I’ve been using OpenMPI for a while now and am very pleased with it. I use the OpenMPI system across eight Red Hat Linux nodes (8 cores each) on 1 Gbps Ethernet behind a dedicated switch. After working out kinks in the beginning, we’ve been using it periodically anywhere from 8 cores to 64 cores. We use a finite element software named LS-DYNA. We do not have source code for this program, it is compiled to work with OpenMPI 1.4.1 (I use 1.4.2) and we cannot make changes or request code to see how it performs certain functions.

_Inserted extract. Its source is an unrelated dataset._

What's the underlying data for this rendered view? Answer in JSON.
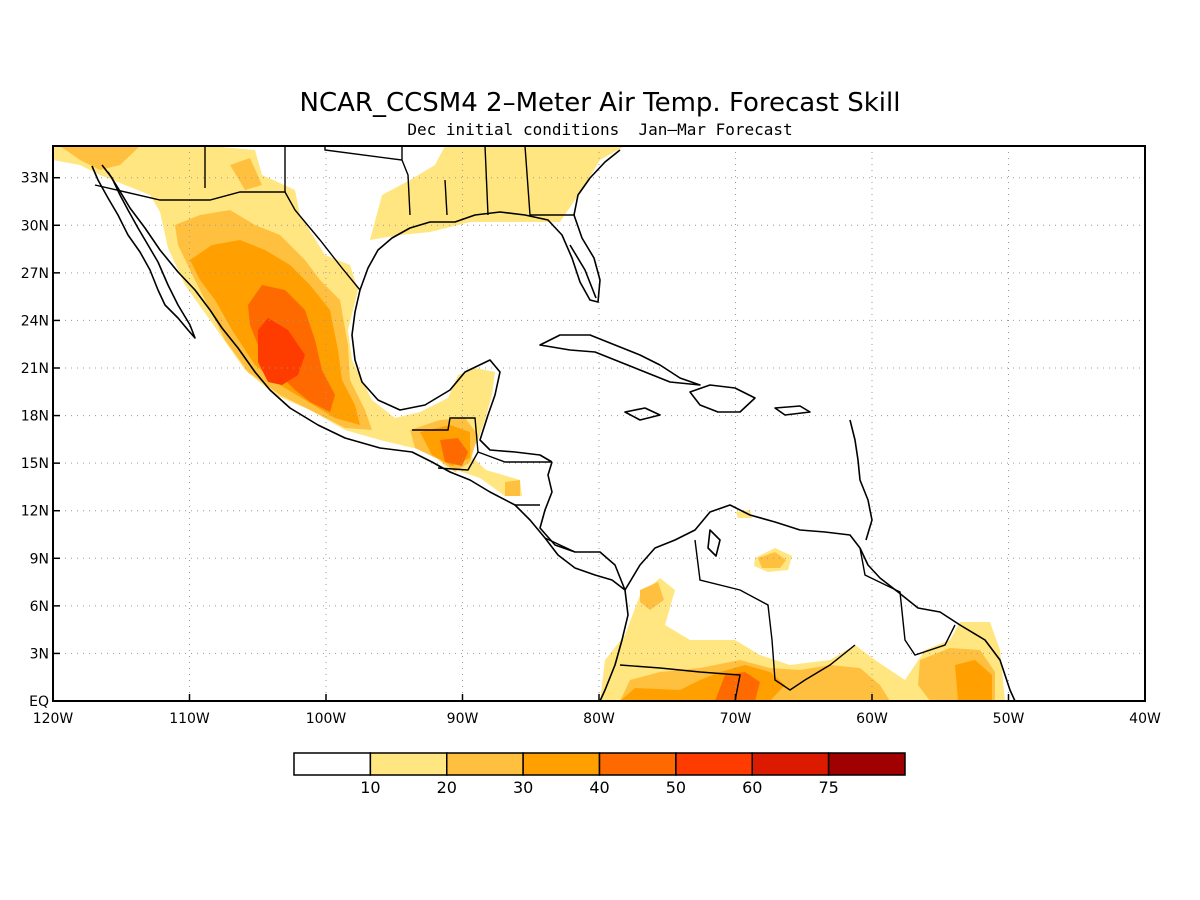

From time to time, I will be simulating a particular “job” in LS-DYNA and for some reason, it will quit OpenMPI issuing a MPI_ABORT command stating that “connect to address xx.xxx.xxx.xxx port xxx: Connection refused; trying normal rsh (/usr/bin/rsh).” This error comes after running for hours, which means that connections to the node it’s citing have already been made previously. The particular node it names is random and changes from simulation to simulation. We use SSH to communicate and we have the ports open for node-to-node communications on any port.
Have you tried running the code giving mpirun the "-mca mpi_preconnect_mpi 1" option? This will try (it isn't complete but close) to establish all connections at the start of the job.
Does any user have experience with this error where a connection is established, and used for several hours, but after a seemingly random period of time the program dies stating it can’t make a connection?